The Resurrection of Jesus, a Jewish Perspective
I have been reading the above-titled book by a Jewish Rabbi, Pinchas Lapide, and have found it very informative. Dr. Lapide is an Orthodox Jew, a theologian, a specialist in New Testament studies, and says "I accept the resurrection of Jesus not as an invention of the community of disciples, but as a historical event." To him, it is Christians' claims about Messiahship rather than about the resurrection, that is the key divide between Christianity and Judaism.
That in and of itself was interesting enough. But I found some perpsective on a traditional apologetic about the resurrection of Jesus--that the discovery of the empty tomb by women adds a measure of authenticity to the account. Apologists such as William L. Craig have often referred to this as evidence that the discovery of the empty tomb was based in history. The rationale for the argument is that the testimony of women was of less value than that of men in ancient times. Indeed, it appears that it was of little value at all.

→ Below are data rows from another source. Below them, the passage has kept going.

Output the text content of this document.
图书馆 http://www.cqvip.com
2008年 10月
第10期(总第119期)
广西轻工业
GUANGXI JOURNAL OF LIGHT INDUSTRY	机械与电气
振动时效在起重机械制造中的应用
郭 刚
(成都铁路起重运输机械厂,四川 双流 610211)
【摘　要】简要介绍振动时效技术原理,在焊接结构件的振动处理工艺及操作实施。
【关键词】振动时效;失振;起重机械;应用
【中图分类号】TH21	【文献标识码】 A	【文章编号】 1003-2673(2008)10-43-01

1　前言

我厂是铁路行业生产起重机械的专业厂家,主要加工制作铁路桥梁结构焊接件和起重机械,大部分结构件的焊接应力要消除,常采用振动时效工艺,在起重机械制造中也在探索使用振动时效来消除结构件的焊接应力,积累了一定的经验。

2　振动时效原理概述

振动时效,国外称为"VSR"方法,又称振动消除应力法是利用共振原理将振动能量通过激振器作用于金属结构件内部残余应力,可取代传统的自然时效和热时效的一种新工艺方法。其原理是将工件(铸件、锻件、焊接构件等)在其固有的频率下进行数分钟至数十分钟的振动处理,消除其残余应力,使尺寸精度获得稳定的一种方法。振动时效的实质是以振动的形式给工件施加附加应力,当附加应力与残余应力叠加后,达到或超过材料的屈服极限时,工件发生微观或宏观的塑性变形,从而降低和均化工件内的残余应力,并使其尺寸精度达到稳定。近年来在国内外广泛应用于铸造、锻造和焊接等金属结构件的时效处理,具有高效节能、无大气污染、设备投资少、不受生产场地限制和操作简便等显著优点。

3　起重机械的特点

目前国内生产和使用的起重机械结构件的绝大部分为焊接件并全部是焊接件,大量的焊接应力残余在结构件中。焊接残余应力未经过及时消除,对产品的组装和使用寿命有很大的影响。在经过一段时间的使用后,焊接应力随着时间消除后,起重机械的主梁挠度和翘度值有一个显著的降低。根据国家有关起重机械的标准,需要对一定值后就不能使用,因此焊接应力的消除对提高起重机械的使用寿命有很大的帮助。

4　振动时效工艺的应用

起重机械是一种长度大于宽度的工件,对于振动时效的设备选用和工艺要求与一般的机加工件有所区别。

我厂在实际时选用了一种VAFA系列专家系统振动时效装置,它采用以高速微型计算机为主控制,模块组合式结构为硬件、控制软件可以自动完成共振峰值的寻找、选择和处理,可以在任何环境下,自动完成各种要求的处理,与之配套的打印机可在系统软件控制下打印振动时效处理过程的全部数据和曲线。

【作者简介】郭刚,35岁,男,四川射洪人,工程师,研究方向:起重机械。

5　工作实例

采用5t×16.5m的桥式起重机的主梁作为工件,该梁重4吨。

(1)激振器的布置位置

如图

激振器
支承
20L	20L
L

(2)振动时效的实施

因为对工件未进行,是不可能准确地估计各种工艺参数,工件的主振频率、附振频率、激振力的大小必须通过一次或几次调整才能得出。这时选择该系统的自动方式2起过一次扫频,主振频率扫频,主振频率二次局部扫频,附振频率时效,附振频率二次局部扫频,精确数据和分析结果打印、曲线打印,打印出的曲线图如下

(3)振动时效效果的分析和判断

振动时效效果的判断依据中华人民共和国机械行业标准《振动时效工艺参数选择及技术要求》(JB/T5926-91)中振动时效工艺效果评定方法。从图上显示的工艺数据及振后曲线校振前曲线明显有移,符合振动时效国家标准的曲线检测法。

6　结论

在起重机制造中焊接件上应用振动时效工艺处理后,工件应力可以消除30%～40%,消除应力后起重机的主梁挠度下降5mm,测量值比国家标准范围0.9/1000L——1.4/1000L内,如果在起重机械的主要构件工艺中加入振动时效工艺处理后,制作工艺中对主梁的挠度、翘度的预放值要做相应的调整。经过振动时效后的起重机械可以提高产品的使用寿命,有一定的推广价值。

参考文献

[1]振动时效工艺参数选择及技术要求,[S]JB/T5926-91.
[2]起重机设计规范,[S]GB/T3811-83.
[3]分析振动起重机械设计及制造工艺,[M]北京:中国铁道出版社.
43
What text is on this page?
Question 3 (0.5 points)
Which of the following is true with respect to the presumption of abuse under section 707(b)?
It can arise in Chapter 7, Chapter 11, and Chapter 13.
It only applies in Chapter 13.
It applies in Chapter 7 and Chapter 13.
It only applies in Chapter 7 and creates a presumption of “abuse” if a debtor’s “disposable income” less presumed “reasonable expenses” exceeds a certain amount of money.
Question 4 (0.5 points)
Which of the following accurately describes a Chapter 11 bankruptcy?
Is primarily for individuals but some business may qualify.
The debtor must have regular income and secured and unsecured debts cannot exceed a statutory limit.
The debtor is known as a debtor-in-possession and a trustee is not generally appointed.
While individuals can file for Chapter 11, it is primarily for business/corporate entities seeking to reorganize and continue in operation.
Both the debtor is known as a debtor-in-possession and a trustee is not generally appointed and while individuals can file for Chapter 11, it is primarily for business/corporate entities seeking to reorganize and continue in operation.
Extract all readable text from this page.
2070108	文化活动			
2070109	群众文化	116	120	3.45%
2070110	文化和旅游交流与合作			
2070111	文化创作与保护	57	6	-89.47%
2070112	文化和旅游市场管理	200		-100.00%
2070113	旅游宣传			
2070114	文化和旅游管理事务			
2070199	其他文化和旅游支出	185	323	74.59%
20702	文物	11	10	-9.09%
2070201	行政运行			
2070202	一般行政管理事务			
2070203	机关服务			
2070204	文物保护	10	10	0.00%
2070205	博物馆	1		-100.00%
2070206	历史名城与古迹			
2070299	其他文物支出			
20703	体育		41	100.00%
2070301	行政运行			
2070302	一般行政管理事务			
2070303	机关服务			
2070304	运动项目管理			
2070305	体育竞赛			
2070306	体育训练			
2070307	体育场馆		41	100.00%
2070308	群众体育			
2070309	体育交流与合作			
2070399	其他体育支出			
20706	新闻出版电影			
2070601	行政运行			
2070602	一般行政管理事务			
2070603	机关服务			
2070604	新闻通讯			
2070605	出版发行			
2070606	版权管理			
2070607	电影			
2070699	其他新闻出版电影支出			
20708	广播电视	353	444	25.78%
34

Rabbi Lapide makes this argument and provides some interesting Jewish references underscoring the point:
It would be an extraordinary claim to argue that the Gospel authors or their sources were unaware of this prejudice. (Note Luke's remak that when the women reported the empty tomb, the disciples' response was: "But these words appeared to them as nonsense, and they would not believe them.").
In a purely fictional narrative one would have avoided making women the crown witnesses of the resurrection since they were considered in rabbinic Judaism as incapable of giving valid testimony (compare Luke 24:11).
The distrust toward women's statements in matters of faith goes back to the Hebrew Bible where it says in an old midrash on the Book of Judges (13:8ff) conerning the promised birth of Samson:
"Manoah said to the angel, "Until now I have heard it from the women that I am to have a son . . . but one cannot rely on the words of women; but now the word may come from your mouth, I would like to hear it; because I do not trust her words; perhaps she has changed or omitted or added something" (Numbers Rabbah 10). "
A similar story applies to the matriarch Sarah who simply denied her disbelief in the birth of a son which was promised to her: 'But Sarah denied, saying, 'I did not laugh'" (Gen. 18:15). On the basis of this passage it has been taught that women are unable to give testimony before a court (Yalkut Shimoni I, 82).
Adding to the weight of this argument is that the Gospels authors candidly record emotions and actions which would confirm the prejudices of their audiences--that the women were confused and overly emotional. Luke notes that the women were "perplexed" and "terrified." When they finally reported what they saw no one believed them. Matthew notes that the women left the tomb in "fear and great joy". The earliest of all the Gospels, Mark, adds even more fuel to this fire. The women were "amazed" they "fled from the tomb" because "trembling and astonishment had gripped them", were "afriad" and "said nothing to anyone."
According to Rabbi Lapide, this is not how anyone would fabricate a narrative they wanted others to believe. Not at that time and in that culture. To date, I've not seen a perusaisive response to this.
Excerpts from The Resurrection of Jesus, A Jewish Perspective, pages 95-96.